WHO said Glasgow can't do world-class street food and pop-up restaurants?

If nothing else, the Games have proven once and for all the city is more than capable of, and the public more than ready for, taking the modern food scene by storm -and slaying some Mars-bar myths into the bargain.

Take, for example, the funky pop-up restaurant at Glasgow's Fish Plaice in the Saltmarket. The ancient brick lane has been transformed by a canvas roof made of fishing boat sails and filled with reclaimed furniture, fairy lights and a state-of-the-art temporary kitchen headed by freelance chef Alasdair Watt.

Open between 10am and midnight, it's been rammed every day since it opened last Thursday (its walk-in policy means even Vivienne Westwood was turned away). Customers are getting through 70 locally caught lobsters, 25kg of langoustines daily and they've sold out of hake and coley.
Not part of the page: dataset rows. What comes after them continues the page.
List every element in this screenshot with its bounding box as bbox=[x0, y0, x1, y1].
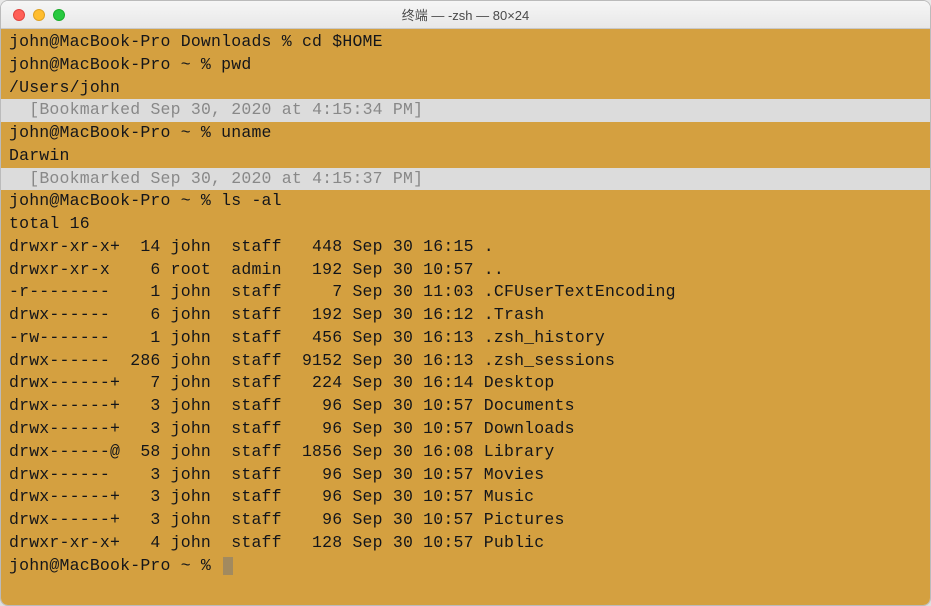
terminal-line: /Users/john bbox=[1, 77, 930, 100]
terminal-line: john@MacBook-Pro ~ % pwd bbox=[1, 54, 930, 77]
terminal-line: drwxr-xr-x+ 4 john staff 128 Sep 30 10:5… bbox=[1, 532, 930, 555]
terminal-line: drwx------+ 3 john staff 96 Sep 30 10:57… bbox=[1, 509, 930, 532]
window-title: 终端 — -zsh — 80×24 bbox=[1, 5, 930, 24]
terminal-line: john@MacBook-Pro Downloads % cd $HOME bbox=[1, 31, 930, 54]
titlebar: 终端 — -zsh — 80×24 bbox=[1, 1, 930, 29]
cursor bbox=[223, 557, 233, 575]
minimize-button[interactable] bbox=[33, 9, 45, 21]
terminal-line: drwxr-xr-x 6 root admin 192 Sep 30 10:57… bbox=[1, 259, 930, 282]
terminal-line: -r-------- 1 john staff 7 Sep 30 11:03 .… bbox=[1, 281, 930, 304]
terminal-line: john@MacBook-Pro ~ % ls -al bbox=[1, 190, 930, 213]
terminal-line: drwx------ 6 john staff 192 Sep 30 16:12… bbox=[1, 304, 930, 327]
terminal-line: drwxr-xr-x+ 14 john staff 448 Sep 30 16:… bbox=[1, 236, 930, 259]
terminal-window: 终端 — -zsh — 80×24 john@MacBook-Pro Downl… bbox=[0, 0, 931, 606]
terminal-line: drwx------+ 7 john staff 224 Sep 30 16:1… bbox=[1, 372, 930, 395]
terminal-line: drwx------+ 3 john staff 96 Sep 30 10:57… bbox=[1, 486, 930, 509]
terminal-line: drwx------ 3 john staff 96 Sep 30 10:57 … bbox=[1, 464, 930, 487]
maximize-button[interactable] bbox=[53, 9, 65, 21]
terminal-line: drwx------+ 3 john staff 96 Sep 30 10:57… bbox=[1, 395, 930, 418]
terminal-line: drwx------+ 3 john staff 96 Sep 30 10:57… bbox=[1, 418, 930, 441]
terminal-line: total 16 bbox=[1, 213, 930, 236]
prompt-text: john@MacBook-Pro ~ % bbox=[9, 556, 221, 575]
terminal-line: john@MacBook-Pro ~ % uname bbox=[1, 122, 930, 145]
terminal-line: drwx------@ 58 john staff 1856 Sep 30 16… bbox=[1, 441, 930, 464]
bookmark-line: [Bookmarked Sep 30, 2020 at 4:15:37 PM] bbox=[1, 168, 930, 191]
terminal-line: Darwin bbox=[1, 145, 930, 168]
terminal-line: -rw------- 1 john staff 456 Sep 30 16:13… bbox=[1, 327, 930, 350]
close-button[interactable] bbox=[13, 9, 25, 21]
traffic-lights bbox=[1, 9, 65, 21]
bookmark-line: [Bookmarked Sep 30, 2020 at 4:15:34 PM] bbox=[1, 99, 930, 122]
terminal-body[interactable]: john@MacBook-Pro Downloads % cd $HOMEjoh… bbox=[1, 29, 930, 605]
terminal-line: drwx------ 286 john staff 9152 Sep 30 16… bbox=[1, 350, 930, 373]
prompt-line[interactable]: john@MacBook-Pro ~ % bbox=[1, 555, 930, 578]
The most popular dish is monkfish tikka masala (a nod to Glasgow's infamous invention). Mojitos go on the cocktail menu from tomorrow.

This could match any modern, progressive European city and the amazing thing is the idea to do it only came a few weeks ago, just in time to get the licence -which runs out on Sunday.

Similarly, the new food truck from Whitmuir Organic Farm of West Linton has become the star of the Merchant City festival. Each morning the farm's co-owner Heather Anderson has been getting up at 5am and driving to Glasgow to deliver fresh supplies of her homegrown organic lamb and pork, salad leaves, butternut squash, sweet potatoes and home-made Lorne sausage made with 96 per cent organic meat (another humorous nod to the old Glasgow diet) because they keep on selling out. It's the first time the producer has been in the city. "We feel like we've struck gold in Glasgow, because we can't serve people fast enough, and we feel we've really made a breakthrough," she said.

Meanwhile, the blingy Camp Cooks trailer, where wig-and-lipstick clad male servers prepared Hot Dawgs, fritters, chillis and burgers to the soundtrack of Good Golly Miss Molly seemed to attract more smiles than actual sales.

Over at the food village at the Glasgow Green Live Zone -where all vendors have signed up to the new Scottish Food Charter, meaning everything served is locally sourced where possible, ethically produced and sustainable - I had to rub my eyes at the sight of young children drinking bottled water and eating lamb and vegetable stovies from the Real MacKay, while their parents ordered dressed crab and roast salmon fillet from Loch Fyne Oysters.

Bishopton-based Three Sisters Bake were doing a roaring trade in chorizo patatas bravas and halloumi cannelloni alongside their homemade cakes; the girls at Woodburns Espresso pizza bar of Kingussie were facing queues for their Speyside whisky wood-fired-oven-baked pizzas with toppings like Great Glen venison chorizo, Scottish mozzarella, haggis and local goats' cheese.

Nevertheless, we haven't quite kicked our chips-with-everything habit: the longest queues here were at Pasta U Like, where for £3 you could buy a plateful with a gravy, cheese or curry sauce. The Loch Fyne stall at the Quay had already gone through two tons of chips (supplied by the Wee Kelpie in Helensburgh). "But chips bring people in, and we always ask customers if they'd like an oyster with that," said director Virginia Sumsion. There is some truth there: at least they were being consumed with some of Scotland's finest.

The burning question is, will street trading licences still be forthcoming once the party's over?